The most florid arguments against the so called “nuclear option,” now widely considered as a measure that might be useful in passing the health care initiatives of President Barack Obama, Chris Dodd, Chuck Schumer, Harry Reid and the better angels of Hillary Clinton’s nature were made in 2005 by the Democratic politicians mentioned above.
A stern warning issued at the time by present Vice President Joe Biden was especially bracing.
In 2005, confronting an assault on the Republic by Republicans who were attempting to end a Democratic filibuster by employing the nuclear option, present Vice President Joe Biden said:
“I say to my friends on the Republican side: You may have the field right now, but you won’t have it forever. And I pray God: When the Democrats take back control, we don’t make the kind of naked power grab you are doing…”
Sen. Chris Dodd, who for more than 30 years had honed his oratory in the senate, rose to the occasion with a speech that even Sen. Robert Byrd, often complimented by Dodd as a rhetorician of great merit, might have found exemplary.
“I’ve never passed a single bill,” Dodd said of himself, “worth talking about that did not have as a lead co-sponsor a Republican, and I don’t know of any single piece of legislation that’s been adopted here that didn’t have a Republican and a Democrat in the lead. That’s because we need to sit down and work with each other. The rules of this institution have required that. That’s why we exist. Why have a bicameral legislative body? Why have two chambers? What were the framers thinking about 218 years ago? They understood, Mr. President, that there is a tyranny of the majority…”
Other Democratic senators, most notably Chuck Schumer and Hillary Clinton, also spoke darkly about the tyranny of the majority. Pointing to Republican bad manners, Schumer intoned that Republicans were not above changing the nearly sacred rules of the senate to gain a temporary benefit. Pounding the podium for effect and brandishing a closed fist, Schumer said, “They want their way every time (pound). And they will change the rules (pound), break the rules (pound), misread the Constitution, so they will get their way.”
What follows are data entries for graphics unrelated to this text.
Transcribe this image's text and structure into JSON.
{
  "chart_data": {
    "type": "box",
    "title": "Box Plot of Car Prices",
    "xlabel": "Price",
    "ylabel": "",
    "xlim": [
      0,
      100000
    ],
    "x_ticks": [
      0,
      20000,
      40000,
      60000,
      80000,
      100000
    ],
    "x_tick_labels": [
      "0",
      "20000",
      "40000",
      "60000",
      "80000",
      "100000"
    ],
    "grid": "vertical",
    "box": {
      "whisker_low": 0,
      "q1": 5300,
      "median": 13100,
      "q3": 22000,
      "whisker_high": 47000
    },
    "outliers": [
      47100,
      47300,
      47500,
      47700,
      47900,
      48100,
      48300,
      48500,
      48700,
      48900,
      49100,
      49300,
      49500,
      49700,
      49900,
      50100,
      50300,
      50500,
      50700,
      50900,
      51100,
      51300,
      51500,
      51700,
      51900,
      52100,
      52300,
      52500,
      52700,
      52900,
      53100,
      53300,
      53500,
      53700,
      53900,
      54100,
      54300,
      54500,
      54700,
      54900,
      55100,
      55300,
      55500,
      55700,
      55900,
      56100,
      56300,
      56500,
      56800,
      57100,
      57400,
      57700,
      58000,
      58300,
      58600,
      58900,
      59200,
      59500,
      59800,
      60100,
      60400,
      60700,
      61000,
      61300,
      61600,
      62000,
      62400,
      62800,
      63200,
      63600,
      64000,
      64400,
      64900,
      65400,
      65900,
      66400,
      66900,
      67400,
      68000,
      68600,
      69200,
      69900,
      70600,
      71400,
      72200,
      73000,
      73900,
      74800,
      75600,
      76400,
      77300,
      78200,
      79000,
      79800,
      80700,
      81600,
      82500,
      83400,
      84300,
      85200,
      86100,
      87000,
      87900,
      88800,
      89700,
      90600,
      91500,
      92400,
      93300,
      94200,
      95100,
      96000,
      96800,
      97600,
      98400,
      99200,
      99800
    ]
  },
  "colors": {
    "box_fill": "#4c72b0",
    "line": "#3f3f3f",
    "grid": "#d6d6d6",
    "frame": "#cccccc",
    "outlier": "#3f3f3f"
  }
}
Led by an alluring candidate whose executive experience was more deficient than that of Republican vice presidential nominee Sarah Palin, Democrats did manage a little more than a year ago to gain control of both houses of congress.
Vice President Biden – who had prayed to God that Democrats, once having moved into the majority, would have the strength of character to avoid the near occasion of sin that Dodd also had condemned – is no doubt secretly disappointed that some or all of the orators of his party are not pledged to live up to his expectations.
The Democrats, for some time wielding a veto proof majority in both houses of congress, are now poised to pull the trigger on their very own nuclear option.
Perhaps Biden’s God will wink at their veniality.
News Channel 8 reports on Dodd’s surprising conversion.
“We did it on the Bush tax cuts, for instance,” said Dodd, “which was a major issue a few years ago. I’m not in favor of doing it on health care, but I also believe the issue is so important that I think the issue trumps the process.”
And Dodd, who bowed out of a defense of his seat this year, proffered some useful advice to his fellow Democrats seeking election: “You get blamed for having tried and you get blamed for having failed. I think you better go home and say; ‘we got something done.’ Let the other side be critical. Talk about the things we did that people like.”
In an attempt to declare his independence of both the left wing of his party and the Obama administration, senatorial hopeful Attorney General Richard Blumenthal seems to be carving out a middle way for himself. He has, for instance, supported Obama’s aggressive war in Afghanistan and yet has differed with the president on the question of civil trials for the terrorists involved in the destruction of the World Trade Center Towers in New York. But as yet, no one has asked the man who hopes to replace Dodd in the senate whether he agrees with the sentiments flourished by Dodd in the Bush administration or those recently unveiled by the outgoing senator in the post Bush era.